Рядом с домом в дупле старой туранги жила пара сычей. Потешный сыч, вроде бы, на вид, так забавно вытягивает шею, то, наоборот, подберется и превратится в круглую восьмерку, а то, смотришь, покачивается на лапах с боку на бок и корчит рожи. Но такие необычные это птицы – скрытные, непонятные и смотреть на них отчего-то грустно… Проснется иногда Василий Петрович ночью, прислушается… «Ку-ить, ку-ить?» – разнесется во дворе. Сыч кричит! Значит! Значит, все в порядке. А недалеко от протоки в норе гнездятся красные утки-огари. И опять есть над чем задуматься. Нора – это тайна! Молчит нора, глядя в небо черной дырой, а по следам видно: ящерица в нее вбежала, змея уползла, песчанка спряталась, Что там делается под землей – не понятно, но жизнь там идет.
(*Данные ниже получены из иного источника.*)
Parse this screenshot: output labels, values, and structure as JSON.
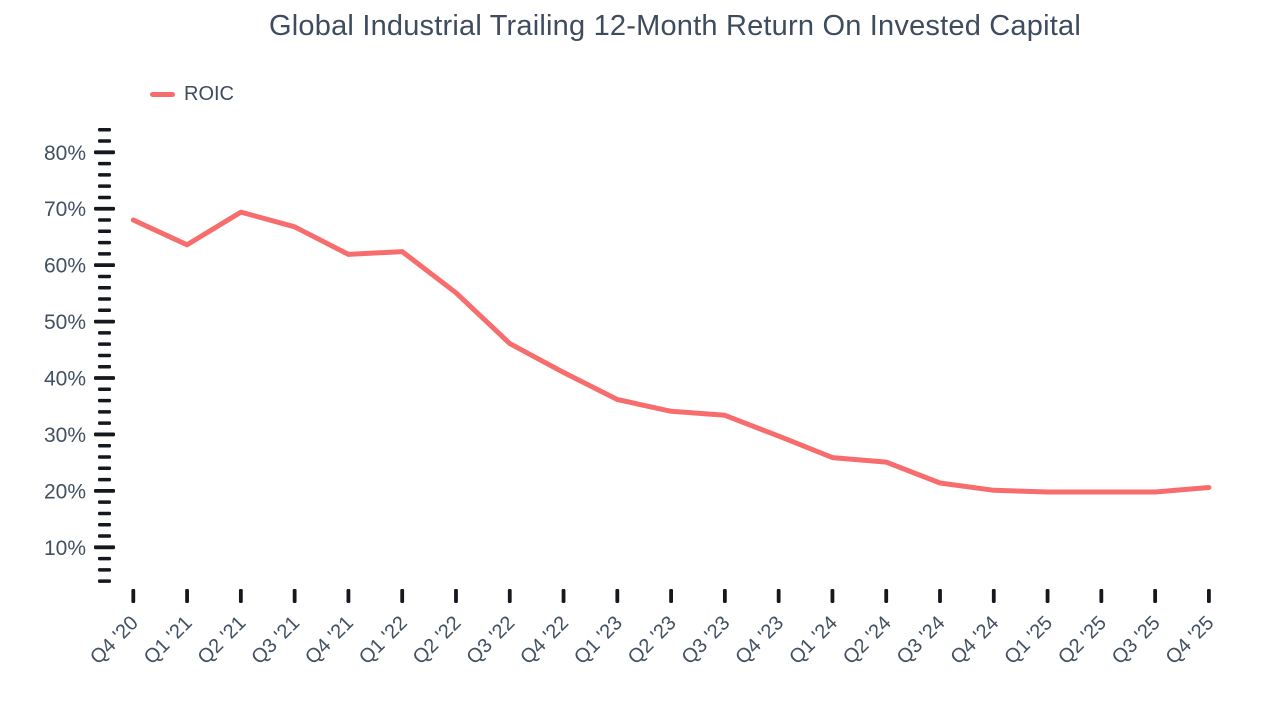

Зимой, а то и в начале весны, если выпадал глубокий снег, приходили кеклики. Кормиться им в эту пору было трудно. Они были голодны, перья топорщились. Потрепанные, уставшие и уже равнодушные ко всему на свете, приседая на озябших красных лапах, они шли к человеку… Василий Петрович суетливо бежал в кладовку, приносил и высыпал на заранее расчищенных площадках зерно. Кеклики привыкали быстро. Поклевав, отдохнув, они улетали в горы, но ненадолго. Теперь уж до самых весенних дней избушка егеря становилась их приютом и спасением.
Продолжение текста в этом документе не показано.